State-run First Financial Holding Co (第一金控) has trimmed its growth target for fee income and its wealth management business this year as the ongoing COVID-19 outbreak could weigh on investment sentiment, the bank-focused conglomerate told an online earnings conference on Monday last week.
“We have adjusted earnings expectations in the wake of the virus outbreak and cut our growth target for wealth management this year from 15 percent to 10 percent,” First Financial investment relations head Anne Lee (李淑玲) said.
First Financial might still achieve a decent improvement in profit this year if authorities could quickly bring the health crisis under control, and if the US and European countries remain on course to emerge from the COVID-19 pandemic in the second half of this year, Lee said.
Photo: Peter Lo, Taipei Times
The company reported NT$5.03 billion (US$181.45 million) in net income in the first quarter, an increase of 71 percent from last year, or earnings per share of NT$0.39.
Net income at its main subsidiary, First Commercial Bank (第一銀行), rose 32.8 percent year-on-year to NT$4.4 billion, but Lee said that fee income, the group’s main profit driver, would remain vulnerable during the outbreak, with the pinch more evident in its wealth management business.

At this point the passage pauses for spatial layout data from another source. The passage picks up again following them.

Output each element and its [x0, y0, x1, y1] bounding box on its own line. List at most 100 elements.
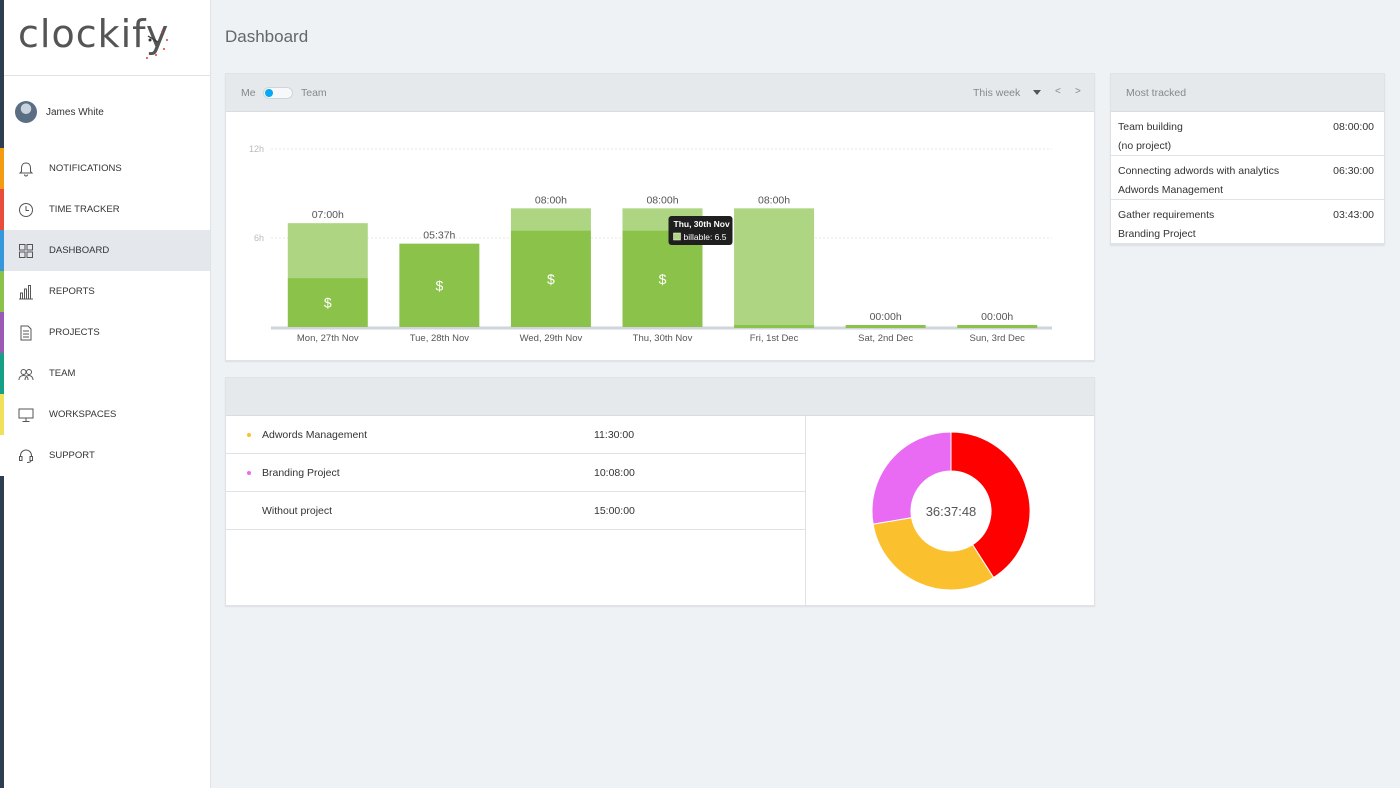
prev-week-button[interactable]: <	[1055, 86, 1061, 97]
bar-segment-nonbillable	[510, 208, 591, 231]
sidebar: clockify James White NOTIFICATIONS TIME T…	[0, 0, 211, 788]
bar-segment-billable	[622, 230, 703, 327]
entry-duration: 06:30:00	[1333, 165, 1374, 177]
entry-title: Team building	[1118, 121, 1183, 133]
tooltip-title: Thu, 30th Nov	[674, 219, 730, 229]
headset-icon	[17, 447, 35, 465]
logo-text: clockify	[18, 12, 170, 56]
tooltip-value: billable: 6.5	[684, 232, 727, 242]
most-tracked-item[interactable]: Gather requirements Branding Project 03:43…	[1111, 200, 1384, 244]
bar-chart-icon	[17, 283, 35, 301]
tooltip-box	[668, 216, 733, 245]
project-row[interactable]: Adwords Management 11:30:00	[226, 416, 805, 454]
nav-color-stripe	[0, 435, 4, 476]
bar-segment-billable	[510, 230, 591, 327]
billable-dollar-icon: $	[547, 271, 555, 287]
bar-total-label: 07:00h	[312, 209, 344, 221]
dashboard-icon	[17, 242, 35, 260]
sidebar-item-label: TEAM	[49, 368, 76, 379]
sidebar-item-projects[interactable]: PROJECTS	[0, 312, 210, 353]
entry-duration: 08:00:00	[1333, 121, 1374, 133]
bar-segment-nonbillable	[287, 223, 368, 279]
most-tracked-item[interactable]: Connecting adwords with analytics Adwords…	[1111, 156, 1384, 200]
most-tracked-header: Most tracked	[1111, 74, 1384, 112]
project-duration: 11:30:00	[594, 429, 635, 441]
bar-total-label: 00:00h	[981, 311, 1013, 323]
project-name: Adwords Management	[262, 429, 368, 441]
nav-color-stripe	[0, 353, 4, 394]
next-week-button[interactable]: >	[1075, 86, 1081, 97]
donut-slice[interactable]	[950, 431, 1031, 579]
sidebar-item-reports[interactable]: REPORTS	[0, 271, 210, 312]
page-title: Dashboard	[225, 27, 309, 46]
bar-segment-nonbillable	[734, 208, 815, 327]
entry-project: Adwords Management	[1118, 184, 1224, 196]
donut-slice[interactable]	[871, 431, 952, 525]
entry-title: Connecting adwords with analytics	[1118, 165, 1280, 177]
team-icon	[17, 365, 35, 383]
avatar	[15, 101, 37, 123]
most-tracked-title: Most tracked	[1126, 87, 1187, 99]
bar-total-label: 08:00h	[646, 194, 678, 206]
monitor-icon	[17, 406, 35, 424]
billable-dollar-icon: $	[659, 271, 667, 287]
entry-title: Gather requirements	[1118, 209, 1215, 221]
project-color-dot	[247, 433, 251, 437]
me-team-toggle[interactable]	[263, 87, 293, 99]
range-select[interactable]: This week	[973, 87, 1021, 99]
bar-segment-empty	[845, 325, 926, 328]
project-row[interactable]: Branding Project 10:08:00	[226, 454, 805, 492]
donut-total-label: 36:37:48	[926, 504, 977, 519]
clock-icon	[17, 201, 35, 219]
bar-chart: 12h 6h $07:00h Mon, 27th Nov $05:37h Tue, 28t…	[249, 144, 1052, 344]
sidebar-item-time-tracker[interactable]: TIME TRACKER	[0, 189, 210, 230]
nav-color-stripe	[0, 230, 4, 271]
nav-color-stripe	[0, 148, 4, 189]
sidebar-item-support[interactable]: SUPPORT	[0, 435, 210, 476]
user-profile[interactable]: James White	[4, 76, 210, 148]
sidebar-item-notifications[interactable]: NOTIFICATIONS	[0, 148, 210, 189]
sidebar-item-label: DASHBOARD	[49, 245, 110, 256]
tooltip-swatch	[673, 232, 681, 241]
user-name: James White	[46, 106, 104, 118]
bar-total-label: 08:00h	[535, 194, 567, 206]
most-tracked-list: Team building (no project) 08:00:00 Connect…	[1111, 112, 1384, 244]
x-tick-label: Mon, 27th Nov	[297, 333, 359, 344]
x-tick-label: Tue, 28th Nov	[410, 333, 470, 344]
nav-color-stripe	[0, 271, 4, 312]
donut-slice[interactable]	[872, 517, 995, 591]
bar-segment-empty	[957, 325, 1038, 328]
y-tick-label: 12h	[249, 144, 264, 154]
x-tick-label: Thu, 30th Nov	[633, 333, 693, 344]
nav-color-stripe	[0, 394, 4, 435]
document-icon	[17, 324, 35, 342]
team-label[interactable]: Team	[301, 87, 327, 99]
bar-segment-billable	[287, 278, 368, 327]
caret-down-icon[interactable]	[1033, 90, 1041, 95]
entry-duration: 03:43:00	[1333, 209, 1374, 221]
sidebar-item-dashboard[interactable]: DASHBOARD	[0, 230, 210, 271]
x-tick-label: Sun, 3rd Dec	[969, 333, 1025, 344]
most-tracked-item[interactable]: Team building (no project) 08:00:00	[1111, 112, 1384, 156]
toggle-knob	[265, 89, 273, 97]
nav-color-stripe	[0, 189, 4, 230]
nav-list: NOTIFICATIONS TIME TRACKER DASHBOARD REPORT…	[0, 148, 210, 476]
project-duration: 10:08:00	[594, 467, 635, 479]
billable-dollar-icon: $	[435, 277, 443, 293]
project-row[interactable]: Without project 15:00:00	[226, 492, 805, 530]
project-name: Branding Project	[262, 467, 340, 479]
sidebar-item-label: PROJECTS	[49, 327, 100, 338]
bar-total-label: 00:00h	[870, 311, 902, 323]
bar-total-label: 05:37h	[423, 230, 455, 242]
bar-segment-billable-base	[734, 325, 815, 328]
project-color-dot	[247, 471, 251, 475]
nav-color-stripe	[0, 312, 4, 353]
sidebar-item-workspaces[interactable]: WORKSPACES	[0, 394, 210, 435]
x-tick-label: Fri, 1st Dec	[750, 333, 799, 344]
me-label[interactable]: Me	[241, 87, 256, 99]
logo[interactable]: clockify	[4, 0, 210, 76]
y-tick-label: 6h	[254, 233, 264, 243]
sidebar-item-team[interactable]: TEAM	[0, 353, 210, 394]
clock-logo-icon	[146, 31, 168, 59]
week-chart-card: Me Team This week < > 12h 6h $07:00h Mon, 2…	[225, 73, 1095, 361]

The profit expected from wealth management this year has been adjusted to NT$4 billion, down from the NT$4.4 billion previously forecast, she said, adding that the NT$8 billion projected previously from overall fee income would be somewhat affected.
Although the group obtained a license to manage the wealth of high-end customers, it is having difficulty promoting itself due to social distancing measures, Lee said.
The business would hopefully make a substantial contribution if things return to normal next quarter, she said.
Overseas banking operations accounted for 26.78 percent of its total revenue, a significant retreat caused by higher bad loan provisions at the Hong Kong branch, Lee said, adding that the percentage might return to 40 percent before the end of the year, in line with a recovery in the global economy.